Na esfera administrativa, as sanções incluem multas, no valor de 0,1% a 20% do faturamento bruto do último exercício anterior ao da instauração do processo administrativo, excluídos os tributos, a qual nunca será inferior à vantagem auferida, quando for possível sua estimação. A participação do Ministério Público está assegurada na esfera judicial como proponente da ação civil correspondente, como também das procuradorias federais e estaduais. A questão é a esfera administrativa.
A despeito dos indiscutíveis avanços, não caminhou bem, em meu juízo, a nova lei ao optar por desconsiderar a larga experiência acumulada pelos Tribunais de Contas, que seriam, por excelência, os órgãos administrativos responsáveis por sua aplicação, julgando os processos a ela referentes.
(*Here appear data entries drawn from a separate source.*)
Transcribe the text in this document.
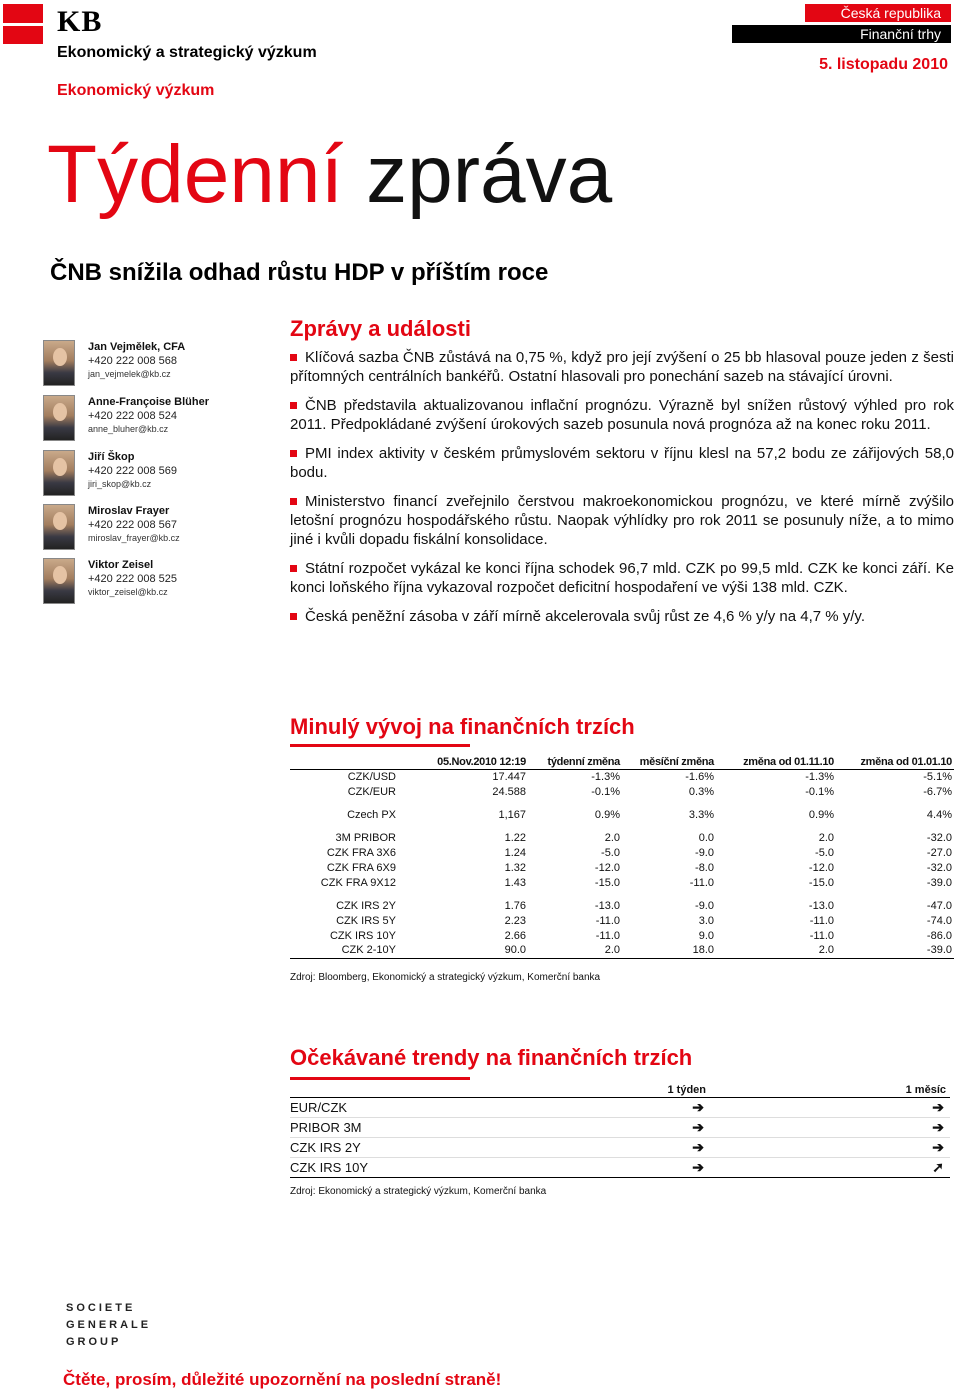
KB
Ekonomický a strategický výzkum
Ekonomický výzkum
Česká republika
Finanční trhy
5. listopadu 2010
Týdenní zpráva
ČNB snížila odhad růstu HDP v příštím roce
Jan Vejmělek, CFA
+420 222 008 568
jan_vejmelek@kb.cz
Anne-Françoise Blüher
+420 222 008 524
anne_bluher@kb.cz
Jiří Škop
+420 222 008 569
jiri_skop@kb.cz
Miroslav Frayer
+420 222 008 567
miroslav_frayer@kb.cz
Viktor Zeisel
+420 222 008 525
viktor_zeisel@kb.cz
Zprávy a události

Klíčová sazba ČNB zůstává na 0,75 %, když pro její zvýšení o 25 bb hlasoval pouze jeden z šesti přítomných centrálních bankéřů. Ostatní hlasovali pro ponechání sazeb na stávající úrovni.

ČNB představila aktualizovanou inflační prognózu. Výrazně byl snížen růstový výhled pro rok 2011. Předpokládané zvýšení úrokových sazeb posunula nová prognóza až na konec roku 2011.

PMI index aktivity v českém průmyslovém sektoru v říjnu klesl na 57,2 bodu ze zářijových 58,0 bodu.

Ministerstvo financí zveřejnilo čerstvou makroekonomickou prognózu, ve které mírně zvýšilo letošní prognózu hospodářského růstu. Naopak výhlídky pro rok 2011 se posunuly níže, a to mimo jiné i kvůli dopadu fiskální konsolidace.

Státní rozpočet vykázal ke konci října schodek 96,7 mld. CZK po 99,5 mld. CZK ke konci září. Ke konci loňského října vykazoval rozpočet deficitní hospodaření ve výši 138 mld. CZK.

Česká peněžní zásoba v září mírně akcelerovala svůj růst ze 4,6 % y/y na 4,7 % y/y.

Minulý vývoj na finančních trzích
	05.Nov.2010 12:19	týdenní změna	měsíční změna	změna od 01.11.10	změna od 01.01.10
CZK/USD	17.447	-1.3%	-1.6%	-1.3%	-5.1%
CZK/EUR	24.588	-0.1%	0.3%	-0.1%	-6.7%

Czech PX	1,167	0.9%	3.3%	0.9%	4.4%

3M PRIBOR	1.22	2.0	0.0	2.0	-32.0
CZK FRA 3X6	1.24	-5.0	-9.0	-5.0	-27.0
CZK FRA 6X9	1.32	-12.0	-8.0	-12.0	-32.0
CZK FRA 9X12	1.43	-15.0	-11.0	-15.0	-39.0

CZK IRS 2Y	1.76	-13.0	-9.0	-13.0	-47.0
CZK IRS 5Y	2.23	-11.0	3.0	-11.0	-74.0
CZK IRS 10Y	2.66	-11.0	9.0	-11.0	-86.0
CZK 2-10Y	90.0	2.0	18.0	2.0	-39.0
Zdroj: Bloomberg, Ekonomický a strategický výzkum, Komerční banka
Očekávané trendy na finančních trzích
	1 týden	1 měsíc
EUR/CZK	➔	➔
PRIBOR 3M	➔	➔
CZK IRS 2Y	➔	➔
CZK IRS 10Y	➔	➚
Zdroj: Ekonomický a strategický výzkum, Komerční banka
SOCIETE
GENERALE
GROUP
Čtěte, prosím, důležité upozornění na poslední straně!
A segurança jurídica seria muito mais facilmente assegurada, pois teríamos um órgão centralizado, independente, de grande tradição e respeitabilidade, responsável pelo julgamento administrativo, o que certamente minimizaria a judicialização.
Ao que parece, a mobilização legislativa dos órgãos que representam os Tribunais de Contas foi insuficiente para sensibilizar o parlamento. Há muitas explicações possíveis, mas opto por não fazer especulações, embora entenda que sejam necessárias reflexões sobre a nossa forma de atuação nesse campo. É uma pena. Para os Tribunais de Contas, que deixam escapar uma competência que seria naturalmente sua, e, principalmente, para o País, que não aproveita a larga experiência, estrutura e expertise de instituições vocacionadas historicamente para tão nobre missão.